Policy and Regulation News

CMS Finalizes Price Transparency Rule with Self-Service Tool

The price transparency final rule, known as the “Transparency in Coverage” rule, incorporates two major approaches which will go into effect between 2022 and 2024.

price transparency, drug pricing, out-of-pocket healthcare spending, CMS

Source: CMS Logo

By Kelsey Waddill

- CMS has released the final rule for price transparency in healthcare coverage, which aims to allow the public to have greater insight into healthcare costs in order to increase value.

“This final rule is a historic step toward putting health care price information in the hands of consumers and other stakeholders, advancing the Administration’s goal to ensure consumers are empowered with the critical information they need to make informed health care decisions,” the press release states.

The rule applies to most group health insurance plans as well as payers on the group and individual health insurance markets.

It requires that plans provide members with real-time access to relevant patient pricing information in a manner that is tailored to member needs and conditions.

Payers will make the information available through an online, self-service tool, including in-network rates, out-of-network charges and allowed amounts, and prescription drug pricing.

“Making this information available to the public will drive innovation, support informed, price-conscious decision-making, and promote competition in the health care industry,” the press release explains.

The rule leverages two approaches for price comparison and accessibility.

The self-service tool

Non-grandfathered group health plans—with some exceptions—and payers that offer non-grandfathered plans on the individual and group health insurance market must provide personalized out-of-pocket healthcare spending and negotiated rates data.

Payers must be prepared to provide pricing information on all health care items and services that they cover both online and in paper form, if members request it.

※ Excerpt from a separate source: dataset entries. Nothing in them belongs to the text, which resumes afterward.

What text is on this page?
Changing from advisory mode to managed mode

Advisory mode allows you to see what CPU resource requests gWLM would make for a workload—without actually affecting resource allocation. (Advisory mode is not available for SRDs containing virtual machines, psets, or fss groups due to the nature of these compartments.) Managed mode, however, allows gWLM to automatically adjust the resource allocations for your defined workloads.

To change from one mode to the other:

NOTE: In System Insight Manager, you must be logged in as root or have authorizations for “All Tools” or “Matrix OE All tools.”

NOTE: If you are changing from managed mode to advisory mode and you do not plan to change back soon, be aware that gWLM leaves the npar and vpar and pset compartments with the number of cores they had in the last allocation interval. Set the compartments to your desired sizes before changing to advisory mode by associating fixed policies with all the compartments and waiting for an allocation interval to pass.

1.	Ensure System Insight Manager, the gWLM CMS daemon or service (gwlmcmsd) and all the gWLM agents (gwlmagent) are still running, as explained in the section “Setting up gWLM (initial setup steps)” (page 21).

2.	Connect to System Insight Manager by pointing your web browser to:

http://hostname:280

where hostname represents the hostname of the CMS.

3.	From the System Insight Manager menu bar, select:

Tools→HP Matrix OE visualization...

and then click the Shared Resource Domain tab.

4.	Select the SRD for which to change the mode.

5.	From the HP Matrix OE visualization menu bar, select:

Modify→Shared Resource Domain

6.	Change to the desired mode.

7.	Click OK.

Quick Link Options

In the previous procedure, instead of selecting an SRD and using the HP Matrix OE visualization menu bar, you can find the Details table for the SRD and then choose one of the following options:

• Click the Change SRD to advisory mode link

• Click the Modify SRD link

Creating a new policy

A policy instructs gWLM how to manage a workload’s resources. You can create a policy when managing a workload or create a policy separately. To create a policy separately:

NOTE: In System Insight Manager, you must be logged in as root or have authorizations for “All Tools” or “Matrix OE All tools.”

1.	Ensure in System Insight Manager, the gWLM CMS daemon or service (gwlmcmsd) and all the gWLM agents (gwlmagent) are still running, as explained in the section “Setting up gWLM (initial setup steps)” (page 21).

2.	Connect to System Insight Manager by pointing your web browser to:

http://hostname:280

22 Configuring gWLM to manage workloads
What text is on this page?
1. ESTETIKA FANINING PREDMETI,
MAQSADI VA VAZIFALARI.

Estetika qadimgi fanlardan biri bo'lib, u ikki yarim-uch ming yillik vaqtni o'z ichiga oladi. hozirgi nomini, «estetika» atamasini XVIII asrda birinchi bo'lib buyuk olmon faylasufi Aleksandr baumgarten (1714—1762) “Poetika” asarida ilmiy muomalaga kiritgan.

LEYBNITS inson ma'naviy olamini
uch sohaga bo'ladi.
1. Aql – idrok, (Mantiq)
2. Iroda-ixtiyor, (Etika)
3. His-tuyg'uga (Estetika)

This includes covered prescription drugs.

CMS has established a two-year timeline for this undertaking.

For plans that begin on or after January 1, 2023, the Departments will identify 500 shoppable services that the plans must include in their online, self-service tool. For plans that begin on or after January 1, 2024, however, members must be able to access pricing for all covered items and services.

Three public files on pricing

Additionally, non-grandfathered group health plans—again, with some exceptions—and group or individual health insurance market payers must offer one machine readable file that includes in-network negotiated rates, one file for historical payments and billed charges between the payer and out-of-network providers, and a third file for in-network negotiated rates and historical net prices for prescription drugs.

The second file on out-of-network bills and payments must have at least 20 entries, in an effort to maintain consumer privacy.

The data in the third file on drug pricing will be very specific, down to the pharmacy location.

The files will be updated monthly in a standard format, not only to guide members’ healthcare decision-making but also to empower researchers, employers, and third-party developers as they analyze trends and innovate solutions.

This part of the final rule will go into effect for plans that start on or after January 1, 2022.

“In this rule, HHS will also allow issuers that empower and incentivize consumers through plans that include provisions encouraging consumers to shop for services from lower-cost, higher-value providers, and that share the resulting savings with consumers, to take credit for such ‘shared savings’ payments in their medical loss ratio (MLR) calculations,” the press release adds.

Payers and providers alike have been historically aligned against this rule.

They argued that this level of transparency would not lower prices through competition. Instead, it will create a bottom price threshold.

And, in some studies, consumers agreed with the providers and payers.

If, as some leaders in healthcare predict, the price transparency rule led to higher healthcare prices, three in four adults would not support the price transparency rule.

Even the courts took action against price transparency in certain cases. In July 2019, a federal judge struck down the drug price transparency rule which required the manufacturers to list wholesale acquisition costs in their advertisements.

However, other price transparency measures have already gone into effect, CMS points out in the press release.

“This rule builds upon previous actions the Administration has taken to increase price transparency by giving patients access to hospital pricing information,” the press release states.

“The Administration has already finalized requirements for hospitals to disclose their standard charges, including negotiated rates with third-party payers. The requirements in the Transparency in Coverage final rule will reduce the secrecy behind health care pricing with the goal of bringing greater competition to the private health care industry.”